И теперь он чувствовал себя не совсем уютно, потому что сейчас к столу должны были выйти и боярыня, и та молодайка, не то сотникова, не то тиунова... Ну, в общем, чья-то жена, востроглазая, красивая и такая шустрая, что Кориату делалось жутковато и несколько не по себе, когда он вспоминал этот свой с ней последний (пока!) подвиг.
Однако в мозгу стучало и другое: «Это же все твои личные, обычные, жеребячьи дела. А ведь у сына твоего — любимого! — свадьба! О ней бы тебе думать, о результатах ее, о дальнейшем устройстве и сына, и его семьи».
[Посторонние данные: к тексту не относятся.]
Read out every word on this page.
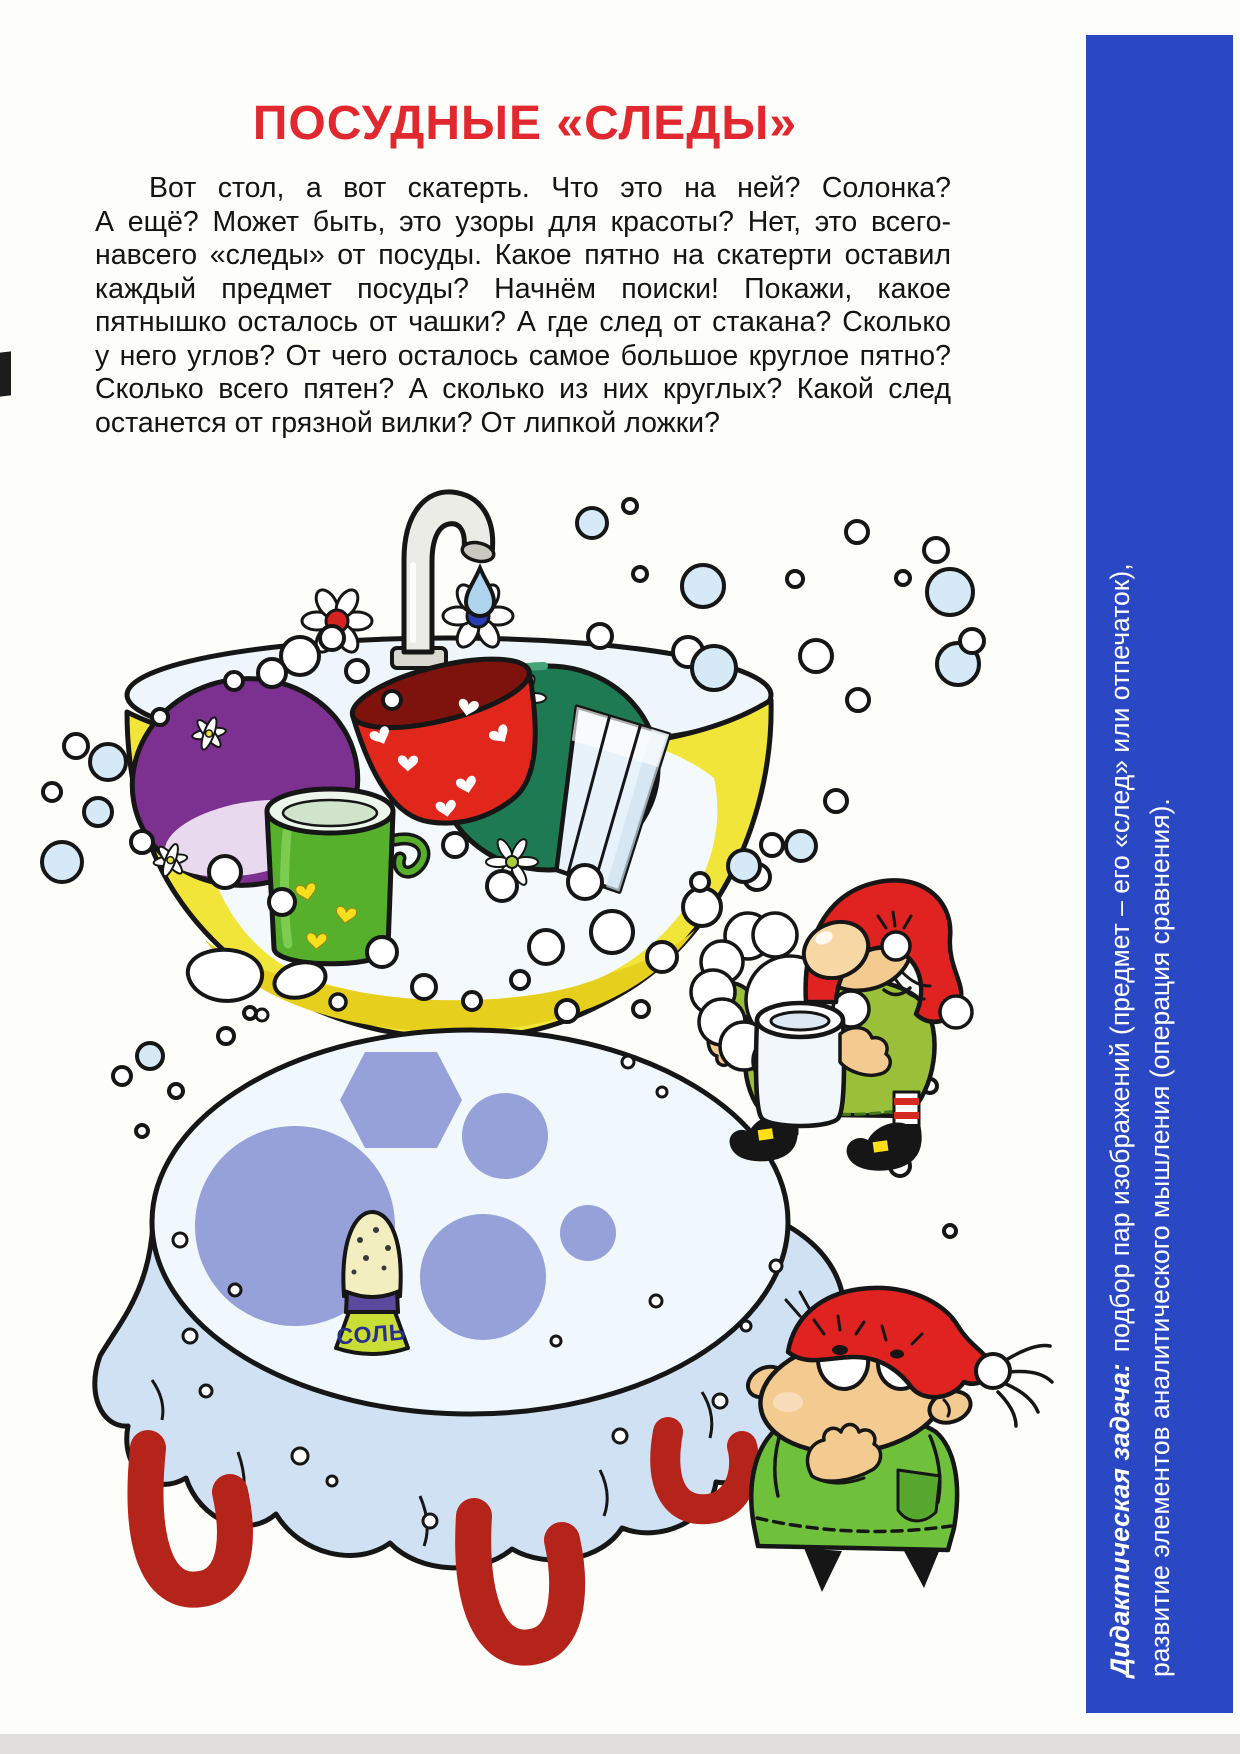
ПОСУДНЫЕ «СЛЕДЫ»
Вот стол, а вот скатерть. Что это на ней? Солонка?
А ещё? Может быть, это узоры для красоты? Нет, это всего-
навсего «следы» от посуды. Какое пятно на скатерти оставил
каждый предмет посуды? Начнём поиски! Покажи, какое
пятнышко осталось от чашки? А где след от стакана? Сколько
у него углов? От чего осталось самое большое круглое пятно?
Сколько всего пятен? А сколько из них круглых? Какой след
останется от грязной вилки? От липкой ложки?
СОЛЬ
Дидактическая задача:подбор пар изображений (предмет – его «след» или отпечаток), развитие элементов аналитического мышления (операция сравнения).
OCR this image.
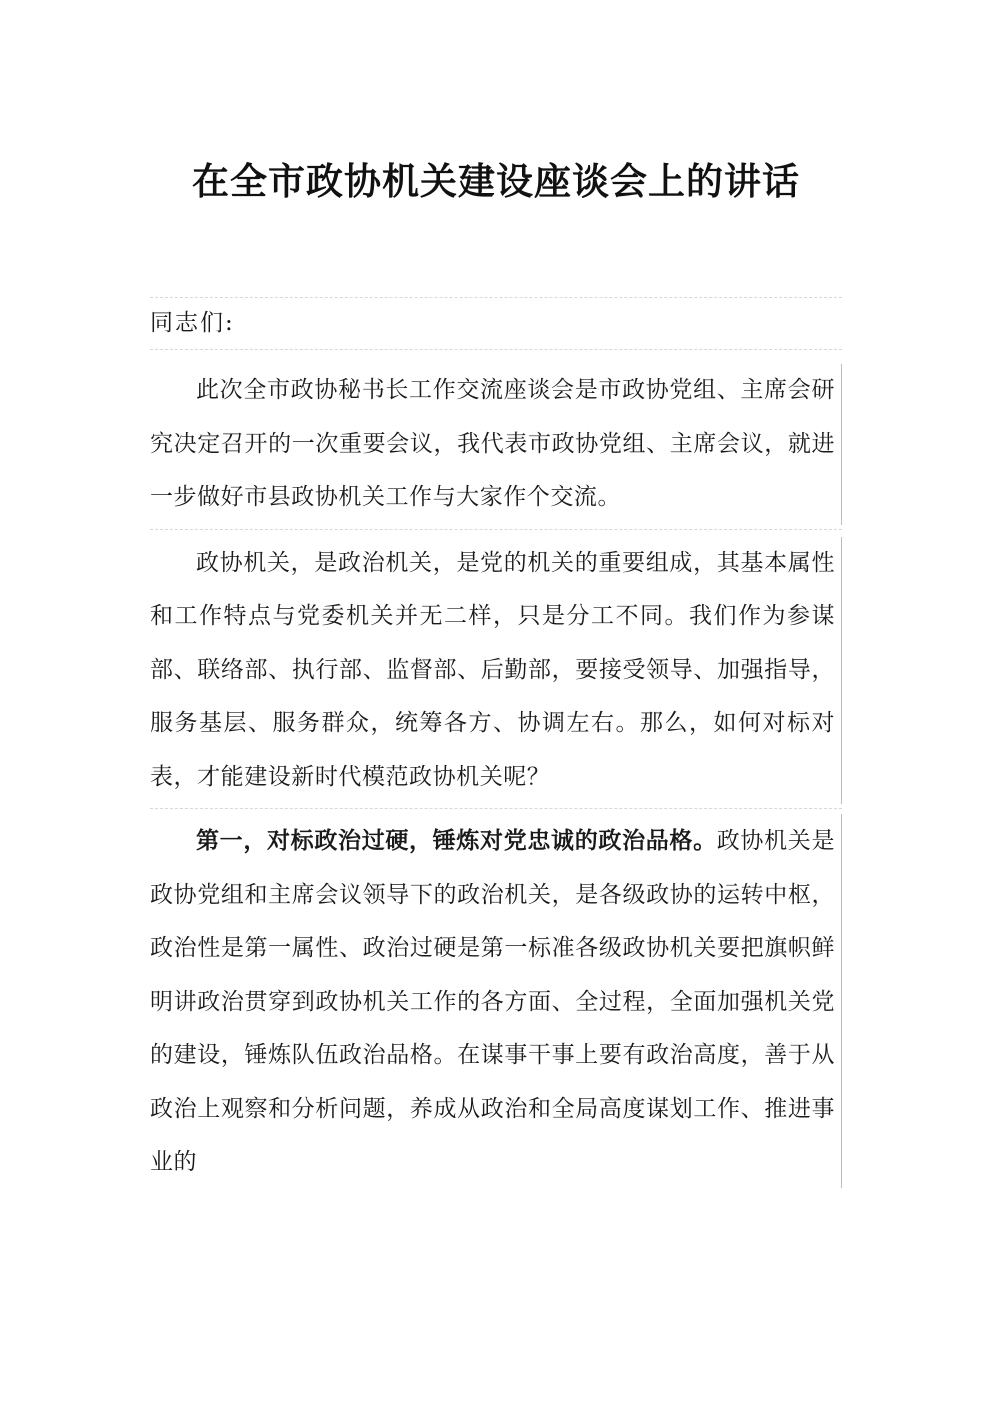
在全市政协机关建设座谈会上的讲话
同志们:

此次全市政协秘书长工作交流座谈会是市政协党组、主席会研究决定召开的一次重要会议，我代表市政协党组、主席会议，就进一步做好市县政协机关工作与大家作个交流。

政协机关，是政治机关，是党的机关的重要组成，其基本属性和工作特点与党委机关并无二样，只是分工不同。我们作为参谋部、联络部、执行部、监督部、后勤部，要接受领导、加强指导，服务基层、服务群众，统筹各方、协调左右。那么，如何对标对表，才能建设新时代模范政协机关呢？

第一，对标政治过硬，锤炼对党忠诚的政治品格。政协机关是政协党组和主席会议领导下的政治机关，是各级政协的运转中枢，政治性是第一属性、政治过硬是第一标准各级政协机关要把旗帜鲜明讲政治贯穿到政协机关工作的各方面、全过程，全面加强机关党的建设，锤炼队伍政治品格。在谋事干事上要有政治高度，善于从政治上观察和分析问题，养成从政治和全局高度谋划工作、推进事业的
Но нетрезвые уже думы (да что там уже! И еще — тоже!) не хотели переключиться на серьезное, вились вокруг вчерашних приключений... Дело в том, что сразу двух за одну ночь он еще не соблазнял. Потому и сел за стол петухом и смотрел вокруг себя этаким чертом: «Ух! Годков уж к полусотне, а могу! Есть еще силенки!..»
«Да, на чужой хорошо...» — он вспоминает свою свадьбу. Вторую. С «длинношеей». Тогда у него Маша день и ночь перед глазами стояла, тогда он вообще никого видеть не мог.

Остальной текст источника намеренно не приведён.